Remember that efficiency can be defined as Overall Equipment Efficiency or just OEE.
The formula is Availability x Performance x Quality = OEE.
Therefore, let us take a quick look down into the three topics to get a slightly better overview.
1. Setup and adjustments
These are planned stoppages in production. Setup and adjustment can include both larger and minor adjustments, cleaning, heating, planned maintenance and quality inspection.
The time can be measured by the entire category, or you can divide into relevant subtasks. Setup and adjustment cannot be eliminated, but one can consider whether the entire time spent is relevant or whether individual processes can be improved.
Often it is the setup to produce a new type of item that takes the most time.
2. Equipment or production defects
Time spent because machinery or other equipment fails often results in a large loss of production. Moreover, it is always inconvenient for equipment to break down instead of being maintained in time.
Unplanned stops can be caused by defects in a machine, in belonging to tools, lack of an operator or lack of materials.
One should always consider whether there is a malfunction in production or just a minor stop (see below), and it may be a good idea to put on a duration. For example, all stops under two minutes can be defined as “minor stops”, while stopping over two minutes is an error in production.
3. Waiting time and small stops
Minor stops are the category of machine stops, where the duration is typically a minute or two. It may be that a subject has stuck, that a setting needs to be adjusted, that a sensor is blocked or a lightning-fast cleaning.
Because the small stops happen so often, you may find it difficult to measure them, and therefore you can also become blind to the overall effect of all the small disturbances.
4. Reduced production rate
The maximum production speed is the starting point for assessing whether production is running fast enough. Of course, no machine runs at full pace all the time, so it is important to define what is the realistic, maximum pace of a machine.
Speed can decrease due to worn-out equipment, dirt, lack of lubrication, lack of experience of the operator, poor quality materials, transitions to new shifts, start-up and decommissioning of production.
5. Quality loss during start-up
When a new production is started up, there will often be a loss of quality within stable production.
This can both cause items to be discarded or items to be re-produced. In the definition of OEE, quality is measured in the first test, so a new production of the same subject also counts as a loss of quality.
Loss of quality during start-up is often due to the fact that the switching process is not optimal, that it takes time to hit all settings perfectly, and then there are types of equipment that simply cannot produce perfectly before a certain start-up period.

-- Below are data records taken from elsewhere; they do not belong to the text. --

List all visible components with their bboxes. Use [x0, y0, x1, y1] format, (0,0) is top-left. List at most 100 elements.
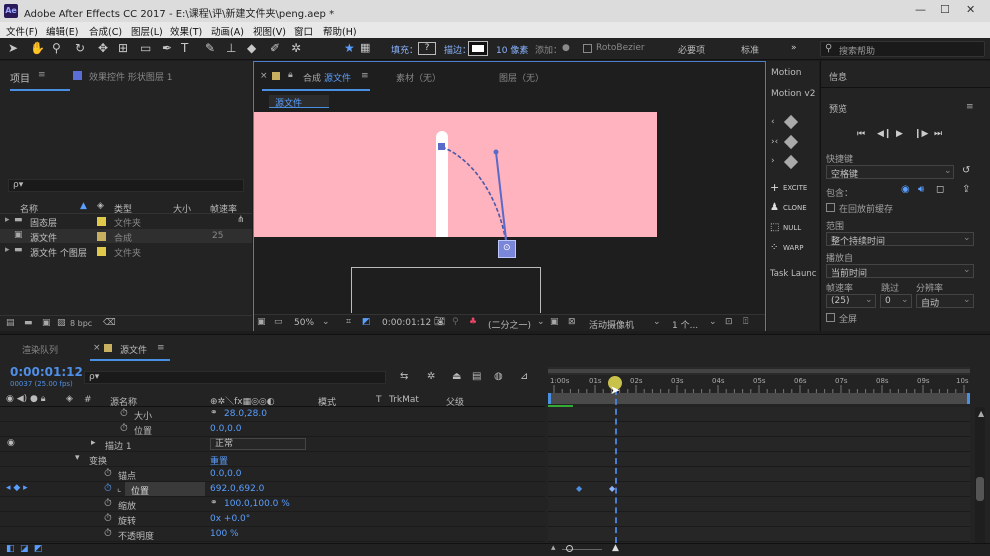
- expand-arrow-icon[interactable]: ▸: [5, 245, 10, 255]
- property-value[interactable]: 28.0,28.0: [224, 409, 267, 419]
- new-folder-icon[interactable]: ▬: [24, 318, 33, 328]
- include-overlay-icon[interactable]: ◻: [936, 184, 944, 195]
- property-value[interactable]: 100 %: [210, 529, 239, 539]
- keyframe-nav-icon[interactable]: ◂ ◆ ▸: [6, 483, 28, 493]
- zoom-slider-knob[interactable]: [566, 545, 573, 552]
- footage-tab[interactable]: 素材（无）: [396, 71, 441, 84]
- property-row-position[interactable]: ⏱ 位置 0.0,0.0: [0, 422, 545, 437]
- clone-icon[interactable]: ♟: [770, 202, 779, 213]
- motion-blur-icon[interactable]: ◍: [494, 371, 503, 382]
- timeline-comp-tab[interactable]: 源文件: [120, 343, 147, 356]
- views-caret-icon[interactable]: ⌄: [709, 317, 717, 327]
- frame-blending-icon[interactable]: ▤: [472, 371, 481, 382]
- always-preview-icon[interactable]: ▣: [257, 317, 266, 327]
- pen-tool-icon[interactable]: ✒: [162, 41, 172, 55]
- property-row-anchor[interactable]: ⏱ 锚点 0.0,0.0: [0, 467, 545, 482]
- hide-shy-icon[interactable]: ⏏: [452, 371, 461, 382]
- fullscreen-checkbox[interactable]: [826, 313, 835, 322]
- collapse-arrow-icon[interactable]: ▾: [75, 453, 80, 463]
- brush-tool-icon[interactable]: ✎: [205, 41, 215, 55]
- hand-tool-icon[interactable]: ✋: [30, 41, 45, 55]
- motion-slider-knob-1[interactable]: [783, 114, 799, 130]
- camera-dropdown[interactable]: 活动摄像机: [589, 318, 634, 331]
- menu-help[interactable]: 帮助(H): [323, 24, 357, 38]
- comp-menu-icon[interactable]: ≡: [361, 71, 369, 81]
- layer-switches-icon[interactable]: ⊕✲＼fx▦◎◎◐: [210, 394, 275, 407]
- menu-animation[interactable]: 动画(A): [211, 24, 244, 38]
- keyframe-diamond-start[interactable]: ◆: [576, 484, 582, 493]
- project-row-layers[interactable]: ▸ ▬ 源文件 个图层 文件夹: [0, 244, 252, 259]
- maximize-button[interactable]: ☐: [940, 3, 950, 16]
- work-area-bar[interactable]: [548, 367, 970, 375]
- av-switches-icon[interactable]: ◉ ◀) ● 🔒︎: [6, 394, 46, 404]
- range-dropdown[interactable]: 整个持续时间 ⌄: [826, 232, 974, 247]
- property-row-transform[interactable]: ▾ 变换 重置: [0, 452, 545, 467]
- excite-icon[interactable]: +: [770, 181, 779, 194]
- trkmat-column[interactable]: TrkMat: [389, 395, 419, 405]
- timeline-close-icon[interactable]: ×: [93, 343, 101, 353]
- workspace-essentials[interactable]: 必要项: [678, 43, 705, 56]
- render-queue-tab[interactable]: 渲染队列: [22, 343, 58, 356]
- motion-path[interactable]: [254, 112, 657, 252]
- clone-button[interactable]: CLONE: [783, 204, 807, 212]
- stopwatch-icon[interactable]: ⏱: [104, 528, 112, 539]
- project-row-comp[interactable]: ▣ 源文件 合成 25: [0, 229, 252, 244]
- camera-caret-icon[interactable]: ⌄: [653, 317, 661, 327]
- graph-editor-icon[interactable]: ⊿: [520, 371, 528, 382]
- menu-effect[interactable]: 效果(T): [170, 24, 202, 38]
- monitor-icon[interactable]: ▭: [274, 317, 283, 327]
- stopwatch-icon[interactable]: ⏱: [104, 468, 112, 479]
- fill-swatch[interactable]: ?: [418, 42, 436, 55]
- comp-timecode[interactable]: 0:00:01:12: [382, 318, 431, 328]
- stroke-swatch[interactable]: [468, 41, 488, 56]
- last-frame-icon[interactable]: ⏭: [934, 129, 942, 139]
- work-area-range[interactable]: [548, 369, 970, 373]
- mask-toggle-icon[interactable]: ◩: [362, 317, 371, 327]
- property-row-scale[interactable]: ⏱ 缩放 ⚭ 100.0,100.0 %: [0, 497, 545, 512]
- zoom-level[interactable]: 50%: [294, 318, 314, 328]
- first-frame-icon[interactable]: ⏮: [857, 129, 865, 139]
- stopwatch-icon[interactable]: ⏱: [104, 513, 112, 524]
- stroke-width[interactable]: 10 像素: [496, 43, 528, 56]
- comp-close-icon[interactable]: ×: [260, 71, 268, 81]
- menu-window[interactable]: 窗口: [294, 24, 313, 38]
- pan-behind-tool-icon[interactable]: ⊞: [118, 41, 128, 55]
- property-value[interactable]: 0x +0.0°: [210, 514, 250, 524]
- camera-tool-icon[interactable]: ✥: [98, 41, 108, 55]
- reset-exposure-icon[interactable]: ⊡: [725, 317, 733, 327]
- workspace-menu-icon[interactable]: »: [791, 43, 797, 53]
- property-row-opacity[interactable]: ⏱ 不透明度 100 %: [0, 527, 545, 542]
- blend-mode-dropdown[interactable]: 正常: [210, 438, 306, 450]
- layer-switches-toggle-icon[interactable]: ◧: [6, 544, 15, 554]
- timeline-search-input[interactable]: ρ▾: [84, 371, 386, 384]
- expand-arrow-icon[interactable]: ▸: [91, 438, 96, 448]
- timeline-menu-icon[interactable]: ≡: [157, 343, 165, 353]
- puppet-tool-icon[interactable]: ✲: [291, 41, 301, 55]
- property-value[interactable]: 692.0,692.0: [210, 484, 264, 494]
- stopwatch-active-icon[interactable]: ⏱: [104, 483, 112, 494]
- rotate-tool-icon[interactable]: ↻: [75, 41, 85, 55]
- zoom-tool-icon[interactable]: ⚲: [52, 41, 61, 55]
- minimize-button[interactable]: —: [915, 3, 926, 16]
- motion-slider-knob-3[interactable]: [783, 154, 799, 170]
- null-button[interactable]: NULL: [783, 224, 801, 232]
- property-row-stroke[interactable]: ◉ ▸ 描边 1 正常: [0, 437, 545, 452]
- timeline-timecode[interactable]: 0:00:01:12: [10, 365, 83, 379]
- fps-dropdown[interactable]: (25) ⌄: [826, 294, 876, 308]
- property-row-size[interactable]: ⏱ 大小 ⚭ 28.0,28.0: [0, 407, 545, 422]
- effect-controls-tab[interactable]: 效果控件 形状图层 1: [89, 70, 172, 83]
- include-video-icon[interactable]: ◉: [901, 184, 910, 195]
- expression-icon[interactable]: ⌞: [117, 484, 121, 494]
- fit-icon[interactable]: ⌗: [346, 317, 351, 327]
- comp-canvas[interactable]: [254, 112, 657, 249]
- menu-file[interactable]: 文件(F): [6, 24, 38, 38]
- cache-checkbox[interactable]: [826, 203, 835, 212]
- menu-composition[interactable]: 合成(C): [89, 24, 122, 38]
- anchor-point-icon[interactable]: ⊙: [498, 240, 516, 258]
- link-icon[interactable]: ⚭: [210, 498, 218, 508]
- menu-view[interactable]: 视图(V): [253, 24, 286, 38]
- link-icon[interactable]: ⚭: [210, 408, 218, 418]
- views-dropdown[interactable]: 1 个...: [672, 318, 698, 331]
- export-icon[interactable]: ⇪: [962, 184, 970, 195]
- color-channel-icon[interactable]: ♣: [469, 317, 477, 327]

6. Quality loss during stable production
During stable production, there can still be a loss of production. Equipment can be set up incorrectly, the operator can make a mistake, materials can break for no particular reason and in some types of production the date of use of materials can also be exceeded.
Use common sense
It may be a good idea to define waste causes per machine, because machines are not the same.
Opticloud comes with a configuration option where you as an administrator can make settings for each machine. In this way, the operator can enter a stop reason manually in cases where the machine cannot automatically tell you why a stop occurred.
When you have a comprehensive overview of spill causes per machine it is a good starting point to understand where to start.
Often there are underlying causes that create waste in many parts of the system. Have you invested in the right machines? Are operators trained well enough? Are materials of the right quality used?
Understanding data is the first step towards more efficient production.